The testament also suggests that he considered a funeral in his native Poland, but left it up the College of Cardinals to decide. His funeral will be held Friday at the Vatican, with burial in St. Peter’s Basilica.
John Paul left no material goods in his last testament, released Thursday by the Vatican, and asked that all personal notes be burned.
The testament mentions only two living people: his personal secretary and the chief rabbi of Rome, who hosted the pope during his historic visit to Rome’s central synagogue in 1986.
John Paul wrote the testament over the course of his 26-year pontificate, starting in 1979, the year after he was elected. Writing in 2000, the pope suggested the time was one of apparent torment for him. He mentioned the 1981 attempt on his life, calling his survival a “miracle.”

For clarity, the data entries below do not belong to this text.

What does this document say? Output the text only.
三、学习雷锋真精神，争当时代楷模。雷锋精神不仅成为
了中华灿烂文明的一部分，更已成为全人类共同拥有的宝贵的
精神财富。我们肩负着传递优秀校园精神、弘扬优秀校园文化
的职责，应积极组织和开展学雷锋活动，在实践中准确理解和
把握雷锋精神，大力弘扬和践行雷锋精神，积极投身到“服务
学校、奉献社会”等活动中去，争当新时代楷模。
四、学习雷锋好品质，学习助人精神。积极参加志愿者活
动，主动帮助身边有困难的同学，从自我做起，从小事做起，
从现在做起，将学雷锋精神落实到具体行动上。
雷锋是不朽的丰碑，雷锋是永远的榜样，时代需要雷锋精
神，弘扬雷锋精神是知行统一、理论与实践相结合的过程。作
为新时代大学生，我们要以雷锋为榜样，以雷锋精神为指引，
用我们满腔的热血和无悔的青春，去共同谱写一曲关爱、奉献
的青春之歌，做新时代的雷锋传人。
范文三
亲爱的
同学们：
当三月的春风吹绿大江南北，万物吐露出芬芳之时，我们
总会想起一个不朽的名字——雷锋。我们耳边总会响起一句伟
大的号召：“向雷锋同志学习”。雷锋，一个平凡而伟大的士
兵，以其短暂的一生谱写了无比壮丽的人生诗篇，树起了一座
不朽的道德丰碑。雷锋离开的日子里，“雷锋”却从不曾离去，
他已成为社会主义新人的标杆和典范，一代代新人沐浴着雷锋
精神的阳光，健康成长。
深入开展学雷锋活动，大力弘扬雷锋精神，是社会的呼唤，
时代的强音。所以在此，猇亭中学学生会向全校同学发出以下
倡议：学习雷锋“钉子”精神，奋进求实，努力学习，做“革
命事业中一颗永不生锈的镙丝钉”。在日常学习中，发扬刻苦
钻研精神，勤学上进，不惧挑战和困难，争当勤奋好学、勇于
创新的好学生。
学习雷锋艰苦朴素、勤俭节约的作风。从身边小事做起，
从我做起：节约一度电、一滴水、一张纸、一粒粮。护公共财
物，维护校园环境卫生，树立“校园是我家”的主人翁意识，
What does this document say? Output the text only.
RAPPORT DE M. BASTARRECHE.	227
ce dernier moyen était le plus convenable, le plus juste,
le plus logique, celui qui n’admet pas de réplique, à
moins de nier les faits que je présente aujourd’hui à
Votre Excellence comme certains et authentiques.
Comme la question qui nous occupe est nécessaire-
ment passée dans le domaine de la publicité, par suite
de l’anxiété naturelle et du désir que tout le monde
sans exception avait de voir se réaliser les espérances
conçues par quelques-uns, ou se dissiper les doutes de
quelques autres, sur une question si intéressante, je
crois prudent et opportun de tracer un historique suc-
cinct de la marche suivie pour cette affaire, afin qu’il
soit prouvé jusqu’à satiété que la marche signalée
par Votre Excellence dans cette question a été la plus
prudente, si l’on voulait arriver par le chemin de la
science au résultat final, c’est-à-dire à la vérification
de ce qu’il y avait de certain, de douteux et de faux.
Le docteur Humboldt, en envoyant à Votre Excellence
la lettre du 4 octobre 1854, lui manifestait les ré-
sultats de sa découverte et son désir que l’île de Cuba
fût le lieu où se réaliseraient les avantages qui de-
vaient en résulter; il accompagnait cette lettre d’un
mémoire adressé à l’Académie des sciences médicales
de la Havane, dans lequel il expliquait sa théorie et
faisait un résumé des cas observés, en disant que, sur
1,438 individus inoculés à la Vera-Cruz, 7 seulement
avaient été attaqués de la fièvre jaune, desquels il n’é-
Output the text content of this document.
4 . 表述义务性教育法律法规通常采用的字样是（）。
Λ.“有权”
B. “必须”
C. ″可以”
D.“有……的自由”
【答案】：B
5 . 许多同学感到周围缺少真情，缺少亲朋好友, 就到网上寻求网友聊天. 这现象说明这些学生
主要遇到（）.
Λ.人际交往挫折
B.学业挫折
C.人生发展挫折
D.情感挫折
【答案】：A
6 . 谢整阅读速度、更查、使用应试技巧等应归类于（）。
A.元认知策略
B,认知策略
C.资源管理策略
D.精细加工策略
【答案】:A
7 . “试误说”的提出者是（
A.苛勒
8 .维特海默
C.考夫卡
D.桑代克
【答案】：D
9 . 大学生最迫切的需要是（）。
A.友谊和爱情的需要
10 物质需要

And, indeed, if you read the medical reports, in a way it was. So what did he do with the extra time he was gifted? He seemingly used every single minute to impliment his vision of his mission on earth — right up until those agonizing photos of him appearing in the window at his apartment, extremely ill, unable to speak and clearly suffering. He used his time on earth as if every single second counted. Which it did…and does for all of us.